Mahkememizin 21/04/2016 tarih ve …. Esas, …… Karar sayılı kararı ile; davacıların koşulları oluşmayan iflas erteleme taleplerinin reddine, borca batık oldukları anlaşılan iyileştirme projeleri ciddi ve inandırıcı bulunmayan; a)İstanbul Ticaret Sicil Müdürlüğünün …. sicil nosunda ……… ve …… Sitesi …… Caddesi No:…. /…. adresinde sicilde kayıtlı davacı ….. Çay Dağıtım Sanayi Ticaret Ve Pazarlama Anonim Şirketi’nin, b)İstanbul Ticaret Sicil Müdürlüğünün …. sicil nosunda …..Mahallesi … Caddesi No:…. …. /…. adresinde sicilde kayıtlı davacı …. Gıda Ve Kozmetik Mağazacılık Sanayi Pazarlama Ticaret Limited Şirketi’ nin , c)İstanbul Ticaret Sicil Müdürlüğünün …. sicil nosunda …. Mahallesi ….. Caddesi No:….. …. /…. adresinde sicilde kayıtlı davacı …. Gıda İhtiyaç Maddeleri Sanayi Ve Ticaret Limited Şirketi’ nin,d)İstanbul Ticaret Sicil Müdürlüğünün …. sicil nosunda ….. Sitesi ….. Caddesi No:…. D:.. ……/….. adresinde sicilde kayıtlı davacı …. İnşaat Turizm Ve Otelcilik Sanayi Ticaret Anonim Şirketi’ nin iflaslarına, iflaslarının 21/04/2016 günü saat 14:37 itibariyle açılmasına, denetim kayyımlarının görevlerine son verilmesine, davacı şirketler hakkında mahkememizce verilen tüm ihtiyati tedbir kararlarının kaldırılmasına karar verilmiş, davacılar vekilinin temyiz talebi üzerine dosya Yargıtay 23.Hukuk Dairesine gönderilmiştir.
DELİLLERİN DEĞERLENDİRİLMESİ VE SONUÇ:
Önceki hükmün davacılar vekilince temyizi üzerine Yargıtay 23.Hukuk Dairesi’nin 15/04/2019 tarih 2016/5327 Esas, 2019/1381Karar sayılı ilamı ile:
“1-Davacı şirketlerin grup şirketler olduğu dikkate alındığında, grup şirketler açısından kefalet ilişkisi borca batıklığın tespiti açısından kötüye kullanabilmekte ve bir borca ilişkin kefaletin birden fazla şirketin pasif hesabında gösterilmesi nedeniyle bir borçtan dolayı grup şirketlerin tamamı kayden borca batık hale gelmektedir.
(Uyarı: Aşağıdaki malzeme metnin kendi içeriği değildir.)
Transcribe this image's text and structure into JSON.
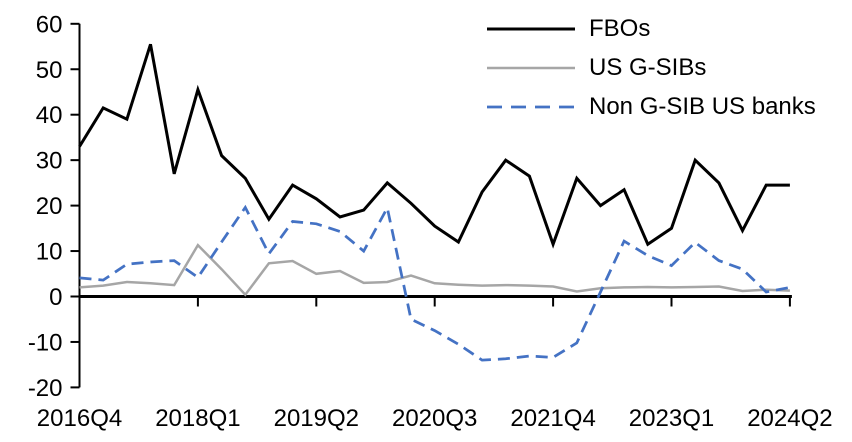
{
  "chart_data": {
    "type": "line",
    "title": "",
    "xlabel": "",
    "ylabel": "",
    "grid": false,
    "background": "#ffffff",
    "ylim": [
      -20,
      60
    ],
    "y_ticks": [
      60,
      50,
      40,
      30,
      20,
      10,
      0,
      -10,
      -20
    ],
    "x_categories": [
      "2016Q4",
      "2017Q1",
      "2017Q2",
      "2017Q3",
      "2017Q4",
      "2018Q1",
      "2018Q2",
      "2018Q3",
      "2018Q4",
      "2019Q1",
      "2019Q2",
      "2019Q3",
      "2019Q4",
      "2020Q1",
      "2020Q2",
      "2020Q3",
      "2020Q4",
      "2021Q1",
      "2021Q2",
      "2021Q3",
      "2021Q4",
      "2022Q1",
      "2022Q2",
      "2022Q3",
      "2022Q4",
      "2023Q1",
      "2023Q2",
      "2023Q3",
      "2023Q4",
      "2024Q1",
      "2024Q2"
    ],
    "x_tick_indices": [
      0,
      5,
      10,
      15,
      20,
      25,
      30
    ],
    "x_tick_labels": [
      "2016Q4",
      "2018Q1",
      "2019Q2",
      "2020Q3",
      "2021Q4",
      "2023Q1",
      "2024Q2"
    ],
    "legend_position": "top-right",
    "axis_color": "#000000",
    "series": [
      {
        "name": "FBOs",
        "color": "#000000",
        "dash": "solid",
        "stroke_width": 3,
        "values": [
          33,
          41.5,
          39,
          55.5,
          27,
          45.5,
          31,
          26,
          17,
          24.5,
          21.5,
          17.5,
          19,
          25,
          20.5,
          15.5,
          12,
          23,
          30,
          26.5,
          11.5,
          26,
          20,
          23.5,
          11.5,
          15,
          30,
          25,
          14.5,
          24.5,
          24.5
        ]
      },
      {
        "name": "US G-SIBs",
        "color": "#a6a6a6",
        "dash": "solid",
        "stroke_width": 2.5,
        "values": [
          2,
          2.4,
          3.2,
          2.9,
          2.5,
          11.3,
          6,
          0.4,
          7.3,
          7.8,
          5,
          5.6,
          3,
          3.2,
          4.6,
          2.9,
          2.6,
          2.4,
          2.5,
          2.4,
          2.2,
          1.1,
          1.8,
          2,
          2.1,
          2,
          2.1,
          2.2,
          1.2,
          1.5,
          1.3
        ]
      },
      {
        "name": "Non G-SIB US banks",
        "color": "#4472c4",
        "dash": "dashed",
        "stroke_width": 2.75,
        "values": [
          4.1,
          3.6,
          7.1,
          7.6,
          7.9,
          4.2,
          12,
          19.6,
          9.4,
          16.5,
          16,
          14.3,
          10,
          19.5,
          -5,
          -7.5,
          -10.5,
          -14,
          -13.7,
          -13.1,
          -13.4,
          -10.2,
          1,
          12.2,
          9,
          6.8,
          11.9,
          7.9,
          6,
          1,
          2
        ]
      }
    ]
  }
}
Bu durumda grup şirketlerde borcun asıl borçlu şirket pasifinde gösterilmesi ayrıca borca kefil olan grup şirketin pasifinde kefil olunan bu borca yer verilmeden borca batıklığın hesaplanması gereklidir.
Somut olayda, davacı grup şirketlerin kefalet borçlarının kefalet veren grup şirketlerin pasif hesaplarında gösterilmemesi durumunda davacıların borca batık durumda olmadığı anlaşılmaktadır. Davacı grup şirketlerin borca batık hâlde olmadıkları anlaşıldığından iflas erteleme davasındaki borca batıklık dava şartının davacılar açısından oluşmadığı gerekçesiyle iflas erteleme taleplerinin reddine karar verilmesi gerekirken yazılı şekilde hüküm tesisi doğru olmamış hükmün bozulması gerekmiştir.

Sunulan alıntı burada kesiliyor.